Submitted by mb on
A .NET class library that implements two closely related data mining algorithms: Apriori and Apriori All. The library contains Apriori algorithm in single-thread version done exclusively in C#, and parallel version implemented by mixing C# with OpenCL. The project also includes performance analysis and comparison of both implementations of Apriori algorithm. On the other hand, Apriori All is implemented only in one-thread version at the moment. Implementation of parallel version of Apriori All algorithm is planned, but I honestly don't know when I'll get down to it.

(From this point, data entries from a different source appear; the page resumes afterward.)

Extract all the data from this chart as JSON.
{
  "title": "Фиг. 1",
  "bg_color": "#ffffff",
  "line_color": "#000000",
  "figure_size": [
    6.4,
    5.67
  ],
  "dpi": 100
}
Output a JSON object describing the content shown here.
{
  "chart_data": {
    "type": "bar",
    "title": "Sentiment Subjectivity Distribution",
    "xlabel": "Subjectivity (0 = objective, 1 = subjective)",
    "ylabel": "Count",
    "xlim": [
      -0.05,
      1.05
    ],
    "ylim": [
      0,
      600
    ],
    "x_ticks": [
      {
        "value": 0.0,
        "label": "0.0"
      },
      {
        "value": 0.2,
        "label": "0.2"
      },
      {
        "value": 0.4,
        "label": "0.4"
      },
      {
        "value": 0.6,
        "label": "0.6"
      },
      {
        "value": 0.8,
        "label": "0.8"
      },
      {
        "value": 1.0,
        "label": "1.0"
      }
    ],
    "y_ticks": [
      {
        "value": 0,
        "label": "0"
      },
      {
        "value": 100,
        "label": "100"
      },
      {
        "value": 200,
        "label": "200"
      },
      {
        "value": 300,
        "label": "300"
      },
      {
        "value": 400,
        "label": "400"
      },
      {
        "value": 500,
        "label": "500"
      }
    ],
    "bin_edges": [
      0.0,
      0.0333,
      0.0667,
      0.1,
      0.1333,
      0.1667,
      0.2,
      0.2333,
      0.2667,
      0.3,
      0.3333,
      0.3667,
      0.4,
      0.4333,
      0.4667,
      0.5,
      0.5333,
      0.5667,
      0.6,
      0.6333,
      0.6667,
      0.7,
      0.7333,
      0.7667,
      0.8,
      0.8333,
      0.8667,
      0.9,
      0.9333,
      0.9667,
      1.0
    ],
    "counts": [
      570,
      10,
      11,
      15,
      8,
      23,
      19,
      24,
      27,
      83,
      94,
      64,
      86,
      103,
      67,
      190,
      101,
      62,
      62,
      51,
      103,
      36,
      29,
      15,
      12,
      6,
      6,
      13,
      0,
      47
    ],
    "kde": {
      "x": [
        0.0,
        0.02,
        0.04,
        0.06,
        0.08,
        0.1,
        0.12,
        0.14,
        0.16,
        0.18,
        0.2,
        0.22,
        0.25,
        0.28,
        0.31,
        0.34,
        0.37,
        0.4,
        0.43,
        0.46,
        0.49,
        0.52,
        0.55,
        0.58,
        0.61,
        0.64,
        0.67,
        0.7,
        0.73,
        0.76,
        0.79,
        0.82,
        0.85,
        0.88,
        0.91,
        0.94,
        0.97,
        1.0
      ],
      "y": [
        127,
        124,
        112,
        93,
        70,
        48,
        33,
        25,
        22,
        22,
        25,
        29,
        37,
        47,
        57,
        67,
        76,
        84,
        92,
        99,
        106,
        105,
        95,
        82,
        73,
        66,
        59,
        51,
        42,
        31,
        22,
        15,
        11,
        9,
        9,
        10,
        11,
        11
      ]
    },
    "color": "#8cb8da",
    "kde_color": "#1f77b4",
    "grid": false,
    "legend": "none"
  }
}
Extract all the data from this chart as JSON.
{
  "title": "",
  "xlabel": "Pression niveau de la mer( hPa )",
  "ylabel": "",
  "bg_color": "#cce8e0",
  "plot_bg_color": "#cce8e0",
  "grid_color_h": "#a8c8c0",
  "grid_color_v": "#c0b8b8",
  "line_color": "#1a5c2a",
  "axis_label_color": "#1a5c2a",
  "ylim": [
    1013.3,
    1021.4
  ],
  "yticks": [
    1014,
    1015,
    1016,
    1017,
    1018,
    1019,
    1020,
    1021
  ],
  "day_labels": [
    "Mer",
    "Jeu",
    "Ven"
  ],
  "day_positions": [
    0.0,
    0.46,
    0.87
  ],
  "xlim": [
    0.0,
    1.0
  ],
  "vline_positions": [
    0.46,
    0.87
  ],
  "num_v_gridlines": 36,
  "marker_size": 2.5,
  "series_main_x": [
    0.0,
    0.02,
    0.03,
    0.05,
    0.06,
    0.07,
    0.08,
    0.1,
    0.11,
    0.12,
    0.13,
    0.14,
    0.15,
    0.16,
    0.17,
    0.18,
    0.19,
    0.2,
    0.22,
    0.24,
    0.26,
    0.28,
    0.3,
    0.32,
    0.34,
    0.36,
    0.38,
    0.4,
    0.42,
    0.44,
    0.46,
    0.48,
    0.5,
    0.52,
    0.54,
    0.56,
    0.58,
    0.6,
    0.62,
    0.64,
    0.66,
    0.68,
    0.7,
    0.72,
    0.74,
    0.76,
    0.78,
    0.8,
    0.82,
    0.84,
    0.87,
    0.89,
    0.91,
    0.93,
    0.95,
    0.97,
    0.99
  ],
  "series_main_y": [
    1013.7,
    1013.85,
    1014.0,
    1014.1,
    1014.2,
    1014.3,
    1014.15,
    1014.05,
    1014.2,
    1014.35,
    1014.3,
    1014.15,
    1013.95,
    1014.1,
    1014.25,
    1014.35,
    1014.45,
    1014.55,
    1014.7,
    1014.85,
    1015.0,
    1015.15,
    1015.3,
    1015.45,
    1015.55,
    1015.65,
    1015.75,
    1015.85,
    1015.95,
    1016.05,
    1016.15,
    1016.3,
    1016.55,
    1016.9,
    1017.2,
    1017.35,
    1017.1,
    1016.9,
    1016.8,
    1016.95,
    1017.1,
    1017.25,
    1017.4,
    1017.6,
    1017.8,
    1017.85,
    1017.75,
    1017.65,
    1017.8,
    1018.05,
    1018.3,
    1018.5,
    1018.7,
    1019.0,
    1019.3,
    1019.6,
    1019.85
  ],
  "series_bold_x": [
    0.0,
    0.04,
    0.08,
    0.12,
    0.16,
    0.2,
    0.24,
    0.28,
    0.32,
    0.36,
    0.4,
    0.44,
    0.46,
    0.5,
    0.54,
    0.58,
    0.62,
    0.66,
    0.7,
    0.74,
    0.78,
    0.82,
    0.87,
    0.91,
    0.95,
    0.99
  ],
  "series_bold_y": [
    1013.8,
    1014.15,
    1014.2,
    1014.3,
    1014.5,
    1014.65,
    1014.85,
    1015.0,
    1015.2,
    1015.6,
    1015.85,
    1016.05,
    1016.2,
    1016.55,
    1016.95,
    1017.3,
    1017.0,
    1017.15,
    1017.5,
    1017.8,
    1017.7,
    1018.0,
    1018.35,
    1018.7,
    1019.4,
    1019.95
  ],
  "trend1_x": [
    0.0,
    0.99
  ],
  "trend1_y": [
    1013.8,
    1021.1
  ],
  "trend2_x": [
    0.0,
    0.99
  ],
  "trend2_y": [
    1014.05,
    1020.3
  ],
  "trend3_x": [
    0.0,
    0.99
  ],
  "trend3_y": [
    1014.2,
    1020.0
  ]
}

The library is accompanied by two programs: a benchmark tool that can measure running time for various inputs and other constraints, and a simple console application that is linked to the library so that you can see how the algorithm library can be used in practice.
Apriori
Serialized version of the algorithm was implemented by my colleague. I've implemented the parallel version. The parallelization was done using divide and conquer method, and I've mainly used general-purpose kernels like logical operators, maximum, minimum or sum. In general, implementation depends on sequential launching of parallel scan in three phases with barriers between them, until the final results are obtained.
Apriori All
My implementation of this algorithm is based on prefix trees - a data structure ideal for this algorithm. In very early version, without the prefix trees the algorithm slowed down very quickly as the database size increased. With prefix trees, the slowdown is at much lower level.
The library is capable of reading XML files with input, as well as C# arrays and any objects that implement specially designed interfaces. Implementing those interfaces is the recommended way of using the library in your project. The library depends on AbstractOpenCL - one of my largest ongoing projects.
Apriori All Lib is open-source, and of course all required binaries are provided in the repository.